后颈忽然传来一阵温热的呼吸,他吓了一跳,刚要回头,腰就被一只手轻轻圈住了。
“又卡壳了?”左奇函的声音压得很低,带着点笑意,气息扫过他的耳廓,有点痒。
杨博文的耳朵唰地红了,下意识想躲开,却被搂得更稳了些。左奇函的手臂很稳,隔着薄薄的校服外套,能感受到他掌心的温度,不算用力,却带着不容拒绝的存在感。

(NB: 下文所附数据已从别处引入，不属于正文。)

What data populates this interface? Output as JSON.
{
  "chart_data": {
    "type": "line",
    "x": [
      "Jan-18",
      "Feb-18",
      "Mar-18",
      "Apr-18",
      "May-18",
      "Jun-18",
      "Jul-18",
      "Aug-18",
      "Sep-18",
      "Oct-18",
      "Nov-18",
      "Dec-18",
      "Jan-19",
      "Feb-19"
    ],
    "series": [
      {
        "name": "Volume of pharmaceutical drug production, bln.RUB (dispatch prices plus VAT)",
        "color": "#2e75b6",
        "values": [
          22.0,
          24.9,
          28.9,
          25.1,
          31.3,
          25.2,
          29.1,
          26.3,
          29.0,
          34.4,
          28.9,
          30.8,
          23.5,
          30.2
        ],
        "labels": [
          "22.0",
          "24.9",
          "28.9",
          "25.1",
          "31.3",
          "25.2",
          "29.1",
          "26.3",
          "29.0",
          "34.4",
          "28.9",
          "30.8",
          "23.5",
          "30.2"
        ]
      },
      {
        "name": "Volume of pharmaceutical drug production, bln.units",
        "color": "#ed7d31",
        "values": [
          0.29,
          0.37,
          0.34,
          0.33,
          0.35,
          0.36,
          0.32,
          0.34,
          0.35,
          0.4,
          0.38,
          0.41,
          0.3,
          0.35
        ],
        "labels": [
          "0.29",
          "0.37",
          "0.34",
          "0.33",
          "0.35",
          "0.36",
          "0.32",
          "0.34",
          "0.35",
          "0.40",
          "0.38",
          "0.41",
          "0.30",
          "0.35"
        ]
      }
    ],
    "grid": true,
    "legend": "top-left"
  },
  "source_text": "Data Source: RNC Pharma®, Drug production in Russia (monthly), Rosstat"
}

“别闹,老师看过来了。”杨博文压低声音,笔尖在纸上胡乱划了两下,心跳快得像要撞开胸腔。
左奇函没松手,反而微微俯身,视线落在他的练习册上。“这里,”他用另一只手的指尖点了点题目里的受力分析图,“摩擦力方向搞反了。”
他的手指修长,指甲修剪得干净,点在纸上的力道很轻。杨博文的注意力却有点涣散,鼻尖似乎能闻到左奇函身上淡淡的皂角味,混着一点阳光晒过的气息,是他很熟悉的味道。
“哦……”他含糊地应着,努力把目光拉回题目上,可腰上那只手像带着某种引力,让他忍不住想靠得更近一点。
左奇函好像察觉到了他的走神,圈在他腰上的手轻轻捏了一下,不算重,却像羽毛扫过心尖。“认真点,”他的声音里带着点不易察觉的纵容,“晚自习结束前,这道题要是还做不出来,今天的牛奶就别想喝了。”
杨博文有点不服气,刚想反驳,就听见讲台方向传来老师的轻咳声。他吓得一缩,左奇函却很自然地直起身,坐回自己的座位,好像刚才什么都没发生过,只是侧过头,用口型对他说了句:“快点做。”